Question

Using L'Hopitals rule solve , lim x-> infinity = sqrtx^2-1/2x+1

Answer 1

Deriving top and bottom I got, (2x/2sqrtx^2-1 )/ 2 which then I simplifeid so then it became 2x/sqrtx^2-1

Answer 2

If you want the avoid using L'Hopital's rule you can always use asymptotic behavior \[ \large x^2-1 \sim x^2 \\ \large 2x+1 \sim 2x\]

Answer 3

I can't really do that ^. I have to use the rule for these set of questions

Answer 4

\[\lim_{x \rightarrow \infty} \sqrt{x^2-1} = \infty\]\[\lim_{x \rightarrow \infty} 2x+1 = \infty\]\[(2x+1)' = 2\]
So L'Hopitals rule can be applied here, which gives:
\[\lim_{x \rightarrow \infty} \frac{\sqrt{x^2-1}}{2x+1} = \lim_{x \rightarrow \infty} \frac{(\sqrt{x^2-1})'}{(2x+1)'} = \lim_{x \rightarrow \infty} \frac{1/2*2x/\sqrt{x^2-1}}{2} = \lim_{x \rightarrow \infty} \frac{x}{2\sqrt{x^2-1}}\]also note that:
\[\lim_{x \rightarrow \infty}\sqrt{x^2-1} = x\]
Therefore the solution S is given by:
\[S = \lim_{x \rightarrow \infty}\frac{x}{2\sqrt{x^2-1}} = \lim_{x \rightarrow \infty}\frac{x}{2x} = \lim_{x \rightarrow \infty}\frac{1}{2} = \frac{1}{2}\]

Answer 5

I left it more as a side note for the ones interested since people are already replying to this answer :)

Answer 6

Question, how does sqrt x^2-1 = x?

Answer 7

\(\Large \displaystyle \lim_{x \to + \infty} \sqrt{x^2-1}= \lim x_{x \to \infty} x\sqrt{1+ \frac{1}{x^2}}=x \)

Answer 8

ah... hm...

Answer 9

Wish I understood haha... Thanks for the help though guys..

Answer 10

I also forgot to mention that when you found out the derivatives for numerator and denominator you simplified it to x / 2sqrt x^2-1. I thought it was 2x on top?

Answer 11

@Spacelimbus was basically doing the right thing.
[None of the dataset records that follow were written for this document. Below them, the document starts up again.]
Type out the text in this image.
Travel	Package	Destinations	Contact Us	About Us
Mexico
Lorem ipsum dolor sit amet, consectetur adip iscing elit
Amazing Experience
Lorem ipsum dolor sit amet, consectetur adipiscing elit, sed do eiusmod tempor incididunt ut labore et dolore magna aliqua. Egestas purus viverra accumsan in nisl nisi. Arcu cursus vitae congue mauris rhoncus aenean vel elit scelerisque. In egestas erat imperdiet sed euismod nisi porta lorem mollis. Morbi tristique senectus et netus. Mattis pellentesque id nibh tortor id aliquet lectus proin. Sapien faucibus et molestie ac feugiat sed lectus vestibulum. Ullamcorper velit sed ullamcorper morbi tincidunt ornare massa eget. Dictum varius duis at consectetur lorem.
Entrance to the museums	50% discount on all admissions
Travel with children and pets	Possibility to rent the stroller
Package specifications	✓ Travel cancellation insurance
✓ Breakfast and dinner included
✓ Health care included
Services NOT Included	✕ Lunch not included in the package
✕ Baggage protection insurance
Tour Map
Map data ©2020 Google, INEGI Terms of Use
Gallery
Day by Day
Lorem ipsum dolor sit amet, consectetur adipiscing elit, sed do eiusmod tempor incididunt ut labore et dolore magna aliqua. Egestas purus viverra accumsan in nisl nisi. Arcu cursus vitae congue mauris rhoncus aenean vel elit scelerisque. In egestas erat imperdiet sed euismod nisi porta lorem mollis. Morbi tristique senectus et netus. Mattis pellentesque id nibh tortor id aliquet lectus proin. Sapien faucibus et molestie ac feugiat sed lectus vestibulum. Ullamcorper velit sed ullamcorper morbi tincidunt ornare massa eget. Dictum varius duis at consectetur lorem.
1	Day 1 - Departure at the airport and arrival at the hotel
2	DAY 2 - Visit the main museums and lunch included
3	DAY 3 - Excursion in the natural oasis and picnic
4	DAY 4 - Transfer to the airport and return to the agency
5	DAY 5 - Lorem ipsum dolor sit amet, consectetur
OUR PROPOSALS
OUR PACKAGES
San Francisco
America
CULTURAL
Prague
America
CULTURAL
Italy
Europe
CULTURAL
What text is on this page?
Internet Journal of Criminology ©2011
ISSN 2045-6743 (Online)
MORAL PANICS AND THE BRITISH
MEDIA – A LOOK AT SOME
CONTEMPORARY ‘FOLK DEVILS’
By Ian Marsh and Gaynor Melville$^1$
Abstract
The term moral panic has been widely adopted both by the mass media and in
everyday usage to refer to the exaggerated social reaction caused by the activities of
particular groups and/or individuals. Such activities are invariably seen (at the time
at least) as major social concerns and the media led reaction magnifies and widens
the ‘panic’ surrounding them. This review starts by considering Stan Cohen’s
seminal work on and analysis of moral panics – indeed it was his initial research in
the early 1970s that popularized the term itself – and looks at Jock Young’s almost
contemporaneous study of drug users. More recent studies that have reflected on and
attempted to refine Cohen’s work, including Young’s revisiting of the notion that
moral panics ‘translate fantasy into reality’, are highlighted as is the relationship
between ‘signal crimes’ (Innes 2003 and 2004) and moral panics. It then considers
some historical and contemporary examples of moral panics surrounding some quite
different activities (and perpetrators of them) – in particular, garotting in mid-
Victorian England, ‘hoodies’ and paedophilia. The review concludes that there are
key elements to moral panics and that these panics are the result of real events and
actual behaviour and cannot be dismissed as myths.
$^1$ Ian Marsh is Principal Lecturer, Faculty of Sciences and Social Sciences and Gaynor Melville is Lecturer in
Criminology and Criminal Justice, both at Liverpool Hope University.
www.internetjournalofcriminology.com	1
Consider
\[\lim_{x \rightarrow \infty} \sqrt{x^2 - 1}\]
This can be rewritten as:
\[\lim_{x \rightarrow \infty} x\sqrt{1-\frac{1}{x^2}} = (\lim_{x \rightarrow \infty}x)(\lim_{x \rightarrow \infty} \sqrt{1-\frac{1}{x^2}})\]
Clearly as x becomes very large, 1/x^2 becomes very small, thus the limit in the second bracket simplifies to sqrt(1) = 1. This gives
\[\lim_{x \rightarrow \infty} x\sqrt{1-\frac{1}{x^2}} = \lim_{x \rightarrow \infty}x\]
as desired.

Answer 12

The 2x is on the top, however it is multiplied by 1/2 (from the chain rule as we have a square root) so these two cancel, and the whole thing is divided by 2 (g'(x) from L'Hopital's rule).